Tukerization is an informal writing term derived from the name of science fiction and mystery writer Wilson Tucker. Tucker had a reputation for using friends, family, and colleagues as minor characters in his stories. The more formally recognized roman à clef is the depiction of a real person as a fictional character.
To a certain extent, all writers do both. Usually characters are built from bits and pieces borrowed from real people. A practice of mixing Uncle Jeff's fondness for bad puns and the grocery store cashier's extensive collection of mismatched earrings with your father-in-law's ridiculous political views to create a minor character who drives your protagonist crazy on a long bus ride causing the bad mood that leads to the argument that triggers a divorce/fistfight/murder/runaway. But sometimes the guy you need to shuffle onstage and make the offhand remark that enables your protagonist to solve the mystery lives next door, literally.

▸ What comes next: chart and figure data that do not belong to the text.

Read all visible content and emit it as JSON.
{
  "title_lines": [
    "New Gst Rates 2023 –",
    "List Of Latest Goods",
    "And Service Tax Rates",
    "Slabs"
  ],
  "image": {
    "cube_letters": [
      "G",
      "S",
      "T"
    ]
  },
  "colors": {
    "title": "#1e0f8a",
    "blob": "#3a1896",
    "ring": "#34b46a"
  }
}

A quick sentence about sly eyes and a stutter that rings true can seamlessly save a character who's really a prop from looking like a cardboard cutout.
To be Tuckerized is considered an honor among science fiction fans. Top selling authors have helped charities by auctioning the right to appear in a novel. But more often the inclusion is an in-joke. At one point in Keith DeCandido's novelization of "Resident Evil," the characters find themselves on "Killiany Way" – described as a winding road that leads nowhere. I've used the names of my children, members of my church, even a couple of my fellow novelnauts to round out my cast over the years. Dayton Ward likes to kill people he doesn't like in his stories. I now of one writer who gave the name of his wife's divorce attorney to a disfigured pedophile.
Done correctly, neither a Tuckerization nor a roman à clef will distract a reader from the story. In many cases a roman à clef will not be apparent to the reader until they're reflecting on the story after the fact. Tuckerizations usually escape notice altogether unless the reader knows the people involved. But done badly – and both are done badly far too often – either can throw the reader right out of the story. It can break the trust between reader and writer and cost you your reader's willing suspension of disbelief.
How about you? As a reader have you ever wondered whether the characters in a novel were based on real people? Or have you ever had a writer's roman à clef or Tuckerizations distract you from a story? Or enhance a story?
And as a writer have you ever "borrowed" someone you know – if only just their name – to add verisimilitude to your work?